Catatan Uray Ronald, Sambas
DI Balairung Rumah Dinas Bupati Sambas, H Muhammad Arif (65) terdiam sejenak sambil mengenang masa lalu. Ketika itu, ia masih aktif di Orkes Keroncong Mawar Putih. Waktu memang terus menggerogoti tanpa kenal kompromi. Tanpa terasa, dua puluh tahun telah berlalu dan satu demi satu rekannya pun pergi tak kembali.

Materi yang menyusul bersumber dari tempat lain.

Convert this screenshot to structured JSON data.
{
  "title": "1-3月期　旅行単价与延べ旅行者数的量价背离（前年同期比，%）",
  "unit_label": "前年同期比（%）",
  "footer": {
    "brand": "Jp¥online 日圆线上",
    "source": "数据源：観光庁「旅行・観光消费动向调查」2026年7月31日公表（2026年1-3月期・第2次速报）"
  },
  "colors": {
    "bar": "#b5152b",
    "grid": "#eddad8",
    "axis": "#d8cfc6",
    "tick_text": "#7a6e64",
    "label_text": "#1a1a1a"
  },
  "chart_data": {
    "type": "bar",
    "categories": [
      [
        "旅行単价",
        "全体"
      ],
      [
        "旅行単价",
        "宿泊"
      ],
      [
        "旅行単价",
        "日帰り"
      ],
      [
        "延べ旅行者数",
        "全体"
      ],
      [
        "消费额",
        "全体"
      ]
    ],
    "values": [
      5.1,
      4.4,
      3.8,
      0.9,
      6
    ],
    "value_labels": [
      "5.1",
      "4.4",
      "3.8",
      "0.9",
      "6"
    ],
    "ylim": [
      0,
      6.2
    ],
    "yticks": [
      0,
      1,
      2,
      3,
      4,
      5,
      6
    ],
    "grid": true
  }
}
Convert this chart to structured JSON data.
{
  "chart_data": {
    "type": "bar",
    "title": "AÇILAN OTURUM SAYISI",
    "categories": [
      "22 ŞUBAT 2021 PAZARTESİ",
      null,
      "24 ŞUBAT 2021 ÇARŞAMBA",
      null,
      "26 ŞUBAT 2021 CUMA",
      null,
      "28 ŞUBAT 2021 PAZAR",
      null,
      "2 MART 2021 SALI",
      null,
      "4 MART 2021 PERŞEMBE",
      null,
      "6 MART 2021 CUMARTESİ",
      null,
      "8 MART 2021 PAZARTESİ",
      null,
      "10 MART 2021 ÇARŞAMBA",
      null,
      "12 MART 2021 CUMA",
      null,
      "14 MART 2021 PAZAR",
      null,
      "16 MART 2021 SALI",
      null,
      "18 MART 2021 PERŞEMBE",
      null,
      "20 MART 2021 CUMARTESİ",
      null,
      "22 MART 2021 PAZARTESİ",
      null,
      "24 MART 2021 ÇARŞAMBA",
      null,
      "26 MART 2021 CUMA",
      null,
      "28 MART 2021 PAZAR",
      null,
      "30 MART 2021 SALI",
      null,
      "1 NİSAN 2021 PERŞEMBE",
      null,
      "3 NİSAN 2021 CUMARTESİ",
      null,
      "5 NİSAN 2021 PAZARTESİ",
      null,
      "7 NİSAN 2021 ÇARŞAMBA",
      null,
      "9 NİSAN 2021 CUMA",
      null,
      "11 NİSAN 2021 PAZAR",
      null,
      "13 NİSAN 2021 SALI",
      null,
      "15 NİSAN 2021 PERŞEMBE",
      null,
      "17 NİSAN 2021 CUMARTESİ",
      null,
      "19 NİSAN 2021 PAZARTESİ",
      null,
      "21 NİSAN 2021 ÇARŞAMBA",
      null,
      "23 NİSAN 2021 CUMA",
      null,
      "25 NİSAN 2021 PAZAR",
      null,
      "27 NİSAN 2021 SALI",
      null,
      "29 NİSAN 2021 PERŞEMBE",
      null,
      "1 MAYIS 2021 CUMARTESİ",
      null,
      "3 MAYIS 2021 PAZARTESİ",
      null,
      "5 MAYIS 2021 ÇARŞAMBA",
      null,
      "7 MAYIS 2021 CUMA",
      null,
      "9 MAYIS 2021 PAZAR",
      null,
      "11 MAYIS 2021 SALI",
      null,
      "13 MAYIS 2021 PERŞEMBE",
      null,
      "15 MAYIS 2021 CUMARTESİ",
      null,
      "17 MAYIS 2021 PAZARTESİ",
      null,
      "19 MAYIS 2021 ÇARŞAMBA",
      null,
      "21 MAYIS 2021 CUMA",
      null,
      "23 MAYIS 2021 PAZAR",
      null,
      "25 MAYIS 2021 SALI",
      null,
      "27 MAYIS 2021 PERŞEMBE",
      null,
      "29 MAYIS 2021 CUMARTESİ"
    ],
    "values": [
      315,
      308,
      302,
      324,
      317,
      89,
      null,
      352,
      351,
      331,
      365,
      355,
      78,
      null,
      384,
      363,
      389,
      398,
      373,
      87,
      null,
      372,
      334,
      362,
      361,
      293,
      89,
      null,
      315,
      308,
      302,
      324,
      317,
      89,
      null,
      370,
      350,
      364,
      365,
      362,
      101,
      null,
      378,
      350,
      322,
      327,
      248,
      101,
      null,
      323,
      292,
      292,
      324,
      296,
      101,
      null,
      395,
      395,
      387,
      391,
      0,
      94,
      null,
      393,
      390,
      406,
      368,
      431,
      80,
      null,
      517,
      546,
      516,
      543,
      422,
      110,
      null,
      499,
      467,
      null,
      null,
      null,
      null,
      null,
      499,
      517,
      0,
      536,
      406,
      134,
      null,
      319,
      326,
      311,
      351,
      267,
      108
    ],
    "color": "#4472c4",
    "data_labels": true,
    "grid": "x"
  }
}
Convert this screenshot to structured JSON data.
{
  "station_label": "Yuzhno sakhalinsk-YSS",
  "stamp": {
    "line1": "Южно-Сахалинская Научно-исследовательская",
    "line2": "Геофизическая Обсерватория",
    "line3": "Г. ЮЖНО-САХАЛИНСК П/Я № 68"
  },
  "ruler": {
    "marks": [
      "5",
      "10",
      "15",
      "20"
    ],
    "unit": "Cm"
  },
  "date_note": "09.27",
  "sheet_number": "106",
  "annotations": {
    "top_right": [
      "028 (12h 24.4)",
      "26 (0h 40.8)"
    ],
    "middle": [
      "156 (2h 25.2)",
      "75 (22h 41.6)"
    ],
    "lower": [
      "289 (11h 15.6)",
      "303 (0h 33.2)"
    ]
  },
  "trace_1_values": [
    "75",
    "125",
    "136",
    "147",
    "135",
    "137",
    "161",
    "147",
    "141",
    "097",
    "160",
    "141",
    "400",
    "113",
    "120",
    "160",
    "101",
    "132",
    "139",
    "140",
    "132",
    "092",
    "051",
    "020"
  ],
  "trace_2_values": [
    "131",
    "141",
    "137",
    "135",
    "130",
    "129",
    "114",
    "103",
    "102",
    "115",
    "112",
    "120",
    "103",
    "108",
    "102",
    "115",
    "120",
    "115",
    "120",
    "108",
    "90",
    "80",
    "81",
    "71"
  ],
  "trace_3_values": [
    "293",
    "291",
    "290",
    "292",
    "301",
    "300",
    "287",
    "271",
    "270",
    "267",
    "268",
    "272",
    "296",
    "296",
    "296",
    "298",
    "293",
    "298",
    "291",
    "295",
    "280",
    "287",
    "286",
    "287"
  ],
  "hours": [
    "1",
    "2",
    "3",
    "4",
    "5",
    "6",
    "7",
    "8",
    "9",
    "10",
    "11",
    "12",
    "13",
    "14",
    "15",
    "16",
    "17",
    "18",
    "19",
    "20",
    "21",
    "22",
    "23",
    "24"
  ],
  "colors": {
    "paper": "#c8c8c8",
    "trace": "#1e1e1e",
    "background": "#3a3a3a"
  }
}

"Saya tak ingin budaya ini punah," kata Arif di sela Acara Ramah Tamah Peringatan Hari Kesatuan Gerak ke-33 PKK Tingkat Propinsi. Berangkat dari keinginan itu, ia kemudian mendirikan lagi sebuah orkes yang diberi nama Sinar Purnama. Sebuah nama yang menyiratkan makna begitu dalam. Sampai akhir zaman, sinar purnama terus dapat dinikmati. Arif ingin orkes keroncong juga demikian.
Sepengetahuannya, orkes yang dibentuknya tahun lalu ini adalah satu-satunya yang tersisa di seantero Kabupaten Sambas. "Sekarang memang lain dengan dulu," ujar pria yang kelihatan masih gagah itu. Dulu, kisahnya, hampir di setiap kampung punya orkes keroncong. Sementara sekarang, untuk mencari orang yang berminat menekuni keroncong sangatlah sulit.
Masuknya aliran-aliran musik lain dan lemahnya upaya regenerasi menjadi biang keladi semua itu. Hingar bingarnya musik rock dan disco lebih berhasil menarik simpati orang-orang muda. Pop dan dangdut pun telah membuat keroncong semakin tersisih. "Sekarang, tinggal orang-orang tua saja yang suka keroncong. Itu pun sudah banyak yang meninggal," katanya lirih.
Namun, ia bersyukur dapat mengumpulkan sebanyak 11 orang yang tersisa itu guna menjadi personil orkesnya. Rata-rata berumur di atas 35 tahun dan berasal dari kecamatan yang berbeda di Sambas yaitu Selakau, Pemangkat dan Tebas. Anak keempatnya, Suherli (35), adalah salah satu personil dalam orkes itu.
M Arif yang menjadi vokalis ini merasa senang karena orkesnya sering dipercaya untuk tampil dalam acara-acara khusus seperti acara PKK malam itu. Ia pun merasa terhormat karena gubernur ikut menyaksikan. Dengan ini ia berharap, semua orang tahu bahwa keroncong masih eksis. Tak tergerus waktu, tak lekang oleh panas dan tak lapuk oleh hujan.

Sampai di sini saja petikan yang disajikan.